It is not a miracle, nor Immaculate Conception. It is science – there were thousands of nuns to make the first treatments for infertility possible.
There are fun stories about the appearance of pharmaceutical products, but like the pergonal, which gave rise to various fertility medicines, there are few so original.
Scientist Piero Donini was the first, in the 1940s, to extract and purify the FSH and LH, the hormones that stimulate ovulation. Today we know that these hormones are in women’s urine, which is why pregnancy tests are done through urine.
But what many don’t know is that These hormones are more abundant in the body of women in menopause. This is because the body tries to stimulate its production when ovaries fail to produce various eggs.
A decade later, scientist Bruno Lunefeld departed from this assumption and decided to call his new medicine to combat infertility Pergonal. Only for him to exist were necessary Thousands of liters of urine of women entering menopause. But with one obligation: none of these women could, at all, be pregnant – otherwise they would contaminate the other samples.

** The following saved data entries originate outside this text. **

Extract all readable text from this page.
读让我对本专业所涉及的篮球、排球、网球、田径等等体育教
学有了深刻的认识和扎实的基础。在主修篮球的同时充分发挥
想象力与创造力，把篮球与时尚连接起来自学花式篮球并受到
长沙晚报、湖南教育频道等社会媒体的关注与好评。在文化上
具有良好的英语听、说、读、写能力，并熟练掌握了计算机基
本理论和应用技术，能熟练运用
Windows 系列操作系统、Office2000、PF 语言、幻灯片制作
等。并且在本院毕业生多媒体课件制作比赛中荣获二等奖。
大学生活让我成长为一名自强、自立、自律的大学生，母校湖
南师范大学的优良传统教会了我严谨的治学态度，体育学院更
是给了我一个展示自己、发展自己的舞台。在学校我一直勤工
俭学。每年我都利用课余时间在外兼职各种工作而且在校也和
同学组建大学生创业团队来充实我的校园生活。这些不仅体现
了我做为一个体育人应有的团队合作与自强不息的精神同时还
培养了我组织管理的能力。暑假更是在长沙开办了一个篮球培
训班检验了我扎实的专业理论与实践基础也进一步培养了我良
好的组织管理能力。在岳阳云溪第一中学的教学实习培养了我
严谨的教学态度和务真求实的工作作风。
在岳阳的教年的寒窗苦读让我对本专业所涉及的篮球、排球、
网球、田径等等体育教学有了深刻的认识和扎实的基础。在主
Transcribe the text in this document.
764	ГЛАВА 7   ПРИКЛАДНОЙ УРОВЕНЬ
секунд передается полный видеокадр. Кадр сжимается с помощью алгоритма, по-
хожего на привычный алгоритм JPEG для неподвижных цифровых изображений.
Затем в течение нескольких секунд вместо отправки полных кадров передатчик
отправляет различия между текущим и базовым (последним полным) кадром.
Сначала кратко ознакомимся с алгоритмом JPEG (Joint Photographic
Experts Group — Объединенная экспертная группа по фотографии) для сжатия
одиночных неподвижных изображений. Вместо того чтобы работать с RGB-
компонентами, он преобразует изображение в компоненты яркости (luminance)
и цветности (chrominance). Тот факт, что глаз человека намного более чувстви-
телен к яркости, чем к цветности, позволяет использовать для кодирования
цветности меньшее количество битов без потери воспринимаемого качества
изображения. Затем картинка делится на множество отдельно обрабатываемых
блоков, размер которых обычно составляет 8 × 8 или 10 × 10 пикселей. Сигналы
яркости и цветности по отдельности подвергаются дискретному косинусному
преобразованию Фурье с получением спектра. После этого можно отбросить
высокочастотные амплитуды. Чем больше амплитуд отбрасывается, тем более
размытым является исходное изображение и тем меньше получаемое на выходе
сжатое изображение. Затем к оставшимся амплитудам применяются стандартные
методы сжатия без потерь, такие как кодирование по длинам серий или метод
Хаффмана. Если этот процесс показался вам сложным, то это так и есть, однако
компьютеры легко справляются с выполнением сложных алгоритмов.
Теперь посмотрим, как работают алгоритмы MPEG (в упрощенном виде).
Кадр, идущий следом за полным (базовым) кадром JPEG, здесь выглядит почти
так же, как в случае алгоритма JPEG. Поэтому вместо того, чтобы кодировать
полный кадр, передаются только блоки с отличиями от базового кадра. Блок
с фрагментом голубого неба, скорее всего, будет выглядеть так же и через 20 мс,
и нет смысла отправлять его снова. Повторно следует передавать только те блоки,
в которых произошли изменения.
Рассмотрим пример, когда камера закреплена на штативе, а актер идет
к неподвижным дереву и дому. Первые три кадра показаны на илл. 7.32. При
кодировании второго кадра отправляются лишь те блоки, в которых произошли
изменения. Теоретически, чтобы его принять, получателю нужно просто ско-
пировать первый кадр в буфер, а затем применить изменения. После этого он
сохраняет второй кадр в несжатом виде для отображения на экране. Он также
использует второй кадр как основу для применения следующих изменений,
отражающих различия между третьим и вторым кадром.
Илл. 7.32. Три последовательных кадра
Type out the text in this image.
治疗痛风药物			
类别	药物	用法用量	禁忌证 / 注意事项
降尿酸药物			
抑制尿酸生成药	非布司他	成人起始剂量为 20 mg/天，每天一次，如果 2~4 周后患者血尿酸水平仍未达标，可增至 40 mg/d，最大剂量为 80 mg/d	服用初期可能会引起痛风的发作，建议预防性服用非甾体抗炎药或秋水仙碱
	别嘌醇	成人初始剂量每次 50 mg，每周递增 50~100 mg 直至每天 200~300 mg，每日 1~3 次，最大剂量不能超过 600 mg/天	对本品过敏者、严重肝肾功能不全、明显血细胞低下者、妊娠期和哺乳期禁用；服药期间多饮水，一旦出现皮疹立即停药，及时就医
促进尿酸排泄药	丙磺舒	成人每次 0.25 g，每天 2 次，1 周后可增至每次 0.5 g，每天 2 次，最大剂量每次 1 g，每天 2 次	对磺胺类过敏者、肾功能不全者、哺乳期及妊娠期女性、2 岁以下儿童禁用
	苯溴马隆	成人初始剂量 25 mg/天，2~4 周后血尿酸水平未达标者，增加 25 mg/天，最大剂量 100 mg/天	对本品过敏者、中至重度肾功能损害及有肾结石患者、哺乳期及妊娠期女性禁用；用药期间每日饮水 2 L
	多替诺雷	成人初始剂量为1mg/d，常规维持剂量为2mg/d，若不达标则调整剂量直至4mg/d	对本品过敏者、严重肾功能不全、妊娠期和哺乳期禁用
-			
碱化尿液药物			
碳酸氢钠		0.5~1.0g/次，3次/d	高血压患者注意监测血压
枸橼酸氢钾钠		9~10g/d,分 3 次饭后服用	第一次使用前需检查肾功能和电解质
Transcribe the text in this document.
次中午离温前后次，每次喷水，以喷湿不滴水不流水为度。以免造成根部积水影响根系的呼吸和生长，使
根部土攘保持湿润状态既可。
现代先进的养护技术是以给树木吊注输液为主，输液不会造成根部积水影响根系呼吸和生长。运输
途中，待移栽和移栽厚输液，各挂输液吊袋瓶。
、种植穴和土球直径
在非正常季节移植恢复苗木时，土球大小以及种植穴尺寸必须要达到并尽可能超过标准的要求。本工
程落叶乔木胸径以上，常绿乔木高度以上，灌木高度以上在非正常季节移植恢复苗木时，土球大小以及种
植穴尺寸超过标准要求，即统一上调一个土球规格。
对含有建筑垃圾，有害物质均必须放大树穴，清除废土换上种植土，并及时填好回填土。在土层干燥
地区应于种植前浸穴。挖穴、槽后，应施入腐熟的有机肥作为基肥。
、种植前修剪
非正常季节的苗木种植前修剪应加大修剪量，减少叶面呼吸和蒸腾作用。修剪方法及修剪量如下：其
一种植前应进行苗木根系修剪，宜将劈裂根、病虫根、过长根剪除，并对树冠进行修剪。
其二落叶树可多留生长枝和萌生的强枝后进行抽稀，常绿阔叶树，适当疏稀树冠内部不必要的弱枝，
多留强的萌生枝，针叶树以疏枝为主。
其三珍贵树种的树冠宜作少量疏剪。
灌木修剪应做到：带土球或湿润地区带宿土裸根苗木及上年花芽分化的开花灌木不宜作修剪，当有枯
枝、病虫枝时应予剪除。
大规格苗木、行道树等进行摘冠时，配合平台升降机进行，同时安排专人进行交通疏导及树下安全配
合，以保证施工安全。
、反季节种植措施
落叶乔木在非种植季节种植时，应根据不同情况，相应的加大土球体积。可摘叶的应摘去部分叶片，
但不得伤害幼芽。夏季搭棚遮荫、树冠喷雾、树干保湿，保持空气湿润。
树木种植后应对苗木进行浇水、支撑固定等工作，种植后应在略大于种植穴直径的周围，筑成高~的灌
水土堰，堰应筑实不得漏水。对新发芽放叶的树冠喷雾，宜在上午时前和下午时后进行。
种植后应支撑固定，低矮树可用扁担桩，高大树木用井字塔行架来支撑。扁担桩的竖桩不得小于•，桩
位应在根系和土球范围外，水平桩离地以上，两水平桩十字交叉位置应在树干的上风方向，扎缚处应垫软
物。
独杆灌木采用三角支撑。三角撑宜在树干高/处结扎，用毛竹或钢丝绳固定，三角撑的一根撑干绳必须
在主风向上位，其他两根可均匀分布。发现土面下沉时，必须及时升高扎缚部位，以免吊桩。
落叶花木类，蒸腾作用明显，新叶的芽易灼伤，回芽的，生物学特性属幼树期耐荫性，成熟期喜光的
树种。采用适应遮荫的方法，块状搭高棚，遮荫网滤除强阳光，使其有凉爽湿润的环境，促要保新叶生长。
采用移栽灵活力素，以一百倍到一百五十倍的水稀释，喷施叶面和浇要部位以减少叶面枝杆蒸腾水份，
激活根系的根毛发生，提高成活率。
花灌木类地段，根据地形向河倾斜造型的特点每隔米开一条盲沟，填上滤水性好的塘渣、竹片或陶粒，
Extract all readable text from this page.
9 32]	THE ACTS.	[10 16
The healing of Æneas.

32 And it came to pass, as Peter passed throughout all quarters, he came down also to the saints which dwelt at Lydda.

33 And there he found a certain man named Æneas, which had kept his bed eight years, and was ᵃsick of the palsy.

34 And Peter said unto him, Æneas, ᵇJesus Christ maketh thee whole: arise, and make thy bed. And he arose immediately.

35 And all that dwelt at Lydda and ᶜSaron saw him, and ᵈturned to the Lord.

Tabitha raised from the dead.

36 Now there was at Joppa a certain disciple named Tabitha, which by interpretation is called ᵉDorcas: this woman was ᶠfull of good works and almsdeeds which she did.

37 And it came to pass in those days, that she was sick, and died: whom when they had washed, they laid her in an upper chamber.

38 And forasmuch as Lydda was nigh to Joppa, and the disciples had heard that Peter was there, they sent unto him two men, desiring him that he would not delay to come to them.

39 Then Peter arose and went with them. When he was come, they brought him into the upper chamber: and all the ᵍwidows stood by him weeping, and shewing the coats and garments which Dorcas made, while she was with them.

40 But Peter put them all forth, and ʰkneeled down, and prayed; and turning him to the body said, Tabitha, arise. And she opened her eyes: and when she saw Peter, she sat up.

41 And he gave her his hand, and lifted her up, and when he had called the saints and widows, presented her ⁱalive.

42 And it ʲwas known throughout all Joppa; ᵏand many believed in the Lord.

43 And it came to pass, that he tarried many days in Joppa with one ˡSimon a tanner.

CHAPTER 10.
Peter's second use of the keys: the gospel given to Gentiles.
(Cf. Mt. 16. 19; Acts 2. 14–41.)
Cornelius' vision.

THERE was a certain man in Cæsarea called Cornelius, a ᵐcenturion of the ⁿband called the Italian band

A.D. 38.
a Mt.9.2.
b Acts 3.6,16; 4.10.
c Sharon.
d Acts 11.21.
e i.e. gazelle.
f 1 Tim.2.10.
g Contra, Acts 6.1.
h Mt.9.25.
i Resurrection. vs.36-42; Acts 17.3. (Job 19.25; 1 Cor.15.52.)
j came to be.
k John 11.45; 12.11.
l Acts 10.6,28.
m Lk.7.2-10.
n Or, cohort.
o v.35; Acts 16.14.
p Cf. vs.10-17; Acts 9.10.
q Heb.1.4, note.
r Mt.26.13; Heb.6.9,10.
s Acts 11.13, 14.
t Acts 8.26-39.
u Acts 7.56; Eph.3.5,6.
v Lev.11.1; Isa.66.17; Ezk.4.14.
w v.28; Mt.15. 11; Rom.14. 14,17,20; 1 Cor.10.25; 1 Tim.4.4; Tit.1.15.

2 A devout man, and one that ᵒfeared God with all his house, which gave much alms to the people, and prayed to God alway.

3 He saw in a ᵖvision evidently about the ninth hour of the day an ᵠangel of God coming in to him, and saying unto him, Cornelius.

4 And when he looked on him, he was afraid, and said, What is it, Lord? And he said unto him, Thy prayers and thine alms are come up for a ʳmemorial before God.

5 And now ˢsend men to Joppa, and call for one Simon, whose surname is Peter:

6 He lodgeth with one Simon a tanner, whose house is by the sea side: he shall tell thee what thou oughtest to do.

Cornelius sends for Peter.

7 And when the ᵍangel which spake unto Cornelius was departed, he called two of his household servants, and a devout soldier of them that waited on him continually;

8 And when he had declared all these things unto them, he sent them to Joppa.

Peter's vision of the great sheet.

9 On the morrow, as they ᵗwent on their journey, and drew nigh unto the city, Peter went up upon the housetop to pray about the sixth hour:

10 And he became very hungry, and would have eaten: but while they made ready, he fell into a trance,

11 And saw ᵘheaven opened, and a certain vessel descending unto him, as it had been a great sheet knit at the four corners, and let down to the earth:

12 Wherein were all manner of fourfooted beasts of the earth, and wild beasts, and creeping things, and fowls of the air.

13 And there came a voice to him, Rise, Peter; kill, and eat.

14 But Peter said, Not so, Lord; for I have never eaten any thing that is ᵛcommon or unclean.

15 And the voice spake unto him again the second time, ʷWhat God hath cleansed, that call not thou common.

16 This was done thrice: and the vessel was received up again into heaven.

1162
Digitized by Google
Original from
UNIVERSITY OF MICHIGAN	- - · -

“We are a medicine factory and not a urinol factory,” the pharmaceutical industry said at the time. But there were those who did not share this skepticism. This was the case of the Catholic Church leader himself… the Pixture XII.
Giulio Pacelli, an Italian aristocrat and the Pope’s nephew with knowledge in the pharmaceutical industry, explained the innovation to him, that the Supreme Pontiff welcomed, according to.
“My uncle, Pope Pio, He decided to help us and ask the nursing nuns to collect urine daily for a sacred causethen declared Pacelli.
And so it was: Lanenfeld started to create the pergonal through the nuns urine. And these had a lot of work ahead – About 10 nuns took 10 days to produce enough urine for treatment.
But these women were quite effective: the chances of being pregnant were… quite reduced. And in a joint effort, In just 2 years, the pergonal had already originated 20 pregnancies. The first child was born in 1962.
Later, the nuns were no longer required to produce fertility remedies – hormones were produced in the laboratory. But were it not for the blessing of Pius XII and the clerical effort, it would have been difficult to test Linefeld’s medicine.
At this moment of history, science and religion have held hands to give rise to a true miracle of multiplication.